Митя прошелся по комнате и остановился у окна.
— А красивые у вас занавески, — неожиданно сказал он.
12
Воскресный вечер у Андрея оказался свободен — редкий случай в его напряженной жизни. Он приятно расслабился и совсем было уже собрался завалиться с книжкой на диван, как вдруг вспомнил, что Женя давно просила его вымыть окна. Настроение сразу упало. С одной стороны, возиться с ведром и тряпками не хотелось, с другой — Андрея все-таки мучила совесть. Он в последнее время совсем забросил семью, и у Женьки есть масса поводов для претензий. Можно, конечно, сказать, что он занят по горло, что ему не до окон… Хотя это совсем уж бессовестно. Андрей вдруг вспомнил печальные Женины глаза. Раньше она много смеялась, а теперь все больше смотрит как-то обиженно, с укоризной, и молчит, молчит…
Тяжело вздохнув, Андрей переоделся в старые джинсы и майку — ту самую, с надписью «I am coach», в которой его в первый раз увидела Женя, — эта майка до сих пор не была разжалована в тряпки только по сентиментальным соображениям. В ванной обнаружил мешок с тряпками и в глубокой задумчивости стал их перебирать, убеждая себя, что выбирает наиболее подходящую, а на самом деле оттягивая неприятное занятие. В этот момент зазвонил телефон. Встрепенувшись, Андрей с надеждой подскочил к аппарату.

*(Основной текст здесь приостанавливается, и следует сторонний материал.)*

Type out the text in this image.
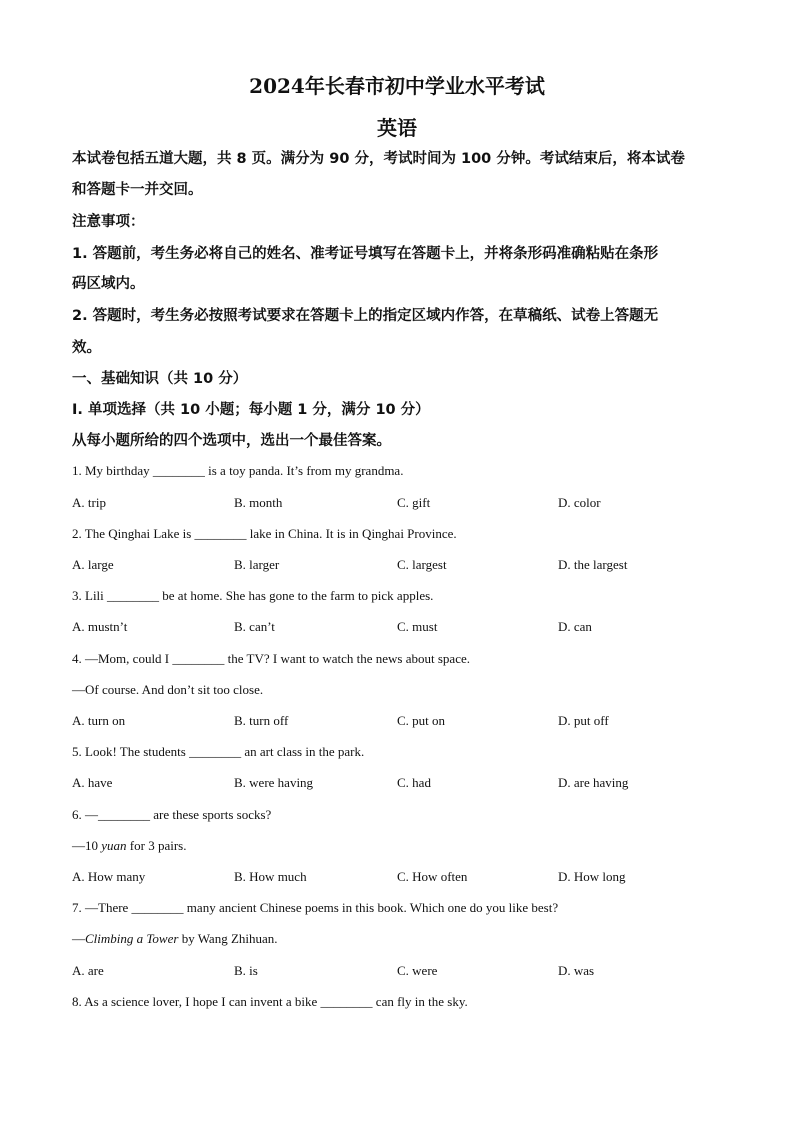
2024年长春市初中学业水平考试
英语
本试卷包括五道大题，共 8 页。满分为 90 分，考试时间为 100 分钟。考试结束后，将本试卷
和答题卡一并交回。
注意事项：
1. 答题前，考生务必将自己的姓名、准考证号填写在答题卡上，并将条形码准确粘贴在条形
码区域内。
2. 答题时，考生务必按照考试要求在答题卡上的指定区域内作答，在草稿纸、试卷上答题无
效。
一、基础知识（共 10 分）
Ⅰ. 单项选择（共 10 小题；每小题 1 分，满分 10 分）
从每小题所给的四个选项中，选出一个最佳答案。
1. My birthday ________ is a toy panda. It’s from my grandma.
A. trip	B. month	C. gift	D. color
2. The Qinghai Lake is ________ lake in China. It is in Qinghai Province.
A. large	B. larger	C. largest	D. the largest
3. Lili ________ be at home. She has gone to the farm to pick apples.
A. mustn’t	B. can’t	C. must	D. can
4. —Mom, could I ________ the TV? I want to watch the news about space.
—Of course. And don’t sit too close.
A. turn on	B. turn off	C. put on	D. put off
5. Look! The students ________ an art class in the park.
A. have	B. were having	C. had	D. are having
6. —________ are these sports socks?
—10 yuan for 3 pairs.
A. How many	B. How much	C. How often	D. How long
7. —There ________ many ancient Chinese poems in this book. Which one do you like best?
—Climbing a Tower by Wang Zhihuan.
A. are	B. is	C. were	D. was
8. As a science lover, I hope I can invent a bike ________ can fly in the sky.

— Слушай, старичок, — раздался в трубке бодрый Кешкин голос, — ты чем занят?
— Хозяйством, а что?
— Ты? Хозяйством?
— Я муж или не муж? А что такое?
— Да сегодня в Политехе какая-то «ретротусовка». Организует «Литературная газета». Читка стихов всякими знаменитостями, ностальгия по шестидесятым. Вознесенский, Евтух и еще куча.
— Ну и что?
— Как что? Разве ты не идешь?
— Ты же знаешь, старик, я не слишком интересуюсь литературой. Это твоя епархия!
— Жаль. Я думал, ты все равно там будешь, так что… Слушай, а может, выручишь меня?
— А что случилось?
— Да понимаешь, Тинатин прилетает из Тбилиси, и только на один день. У нее какой-то важный концерт в Малом зале консерватории. Я же не могу не пойти…
Тинатин Гвишиани была грузинской скрипачкой, молодой и талантливой. Но не в этом суть. Дело было в ее внешности боттичеллиевской Венеры — тот же овал, те же черты лица, а главное, такие же волосы, бронзово-рыжие, по Вертинскому — «темно-змеиные». Увидев эти волосы, Кеша пропал раз и навсегда. Любовь его была романтична, велика и без взаимности. Тинатин мягко, но весьма недвусмысленно дала ему понять, что в ее планы входит только музыка, вся ее жизнь должна быть подчинена искусству. Кеша страдал, но, поскольку на горизонте не было никакого видимого соперника, не терял надежды.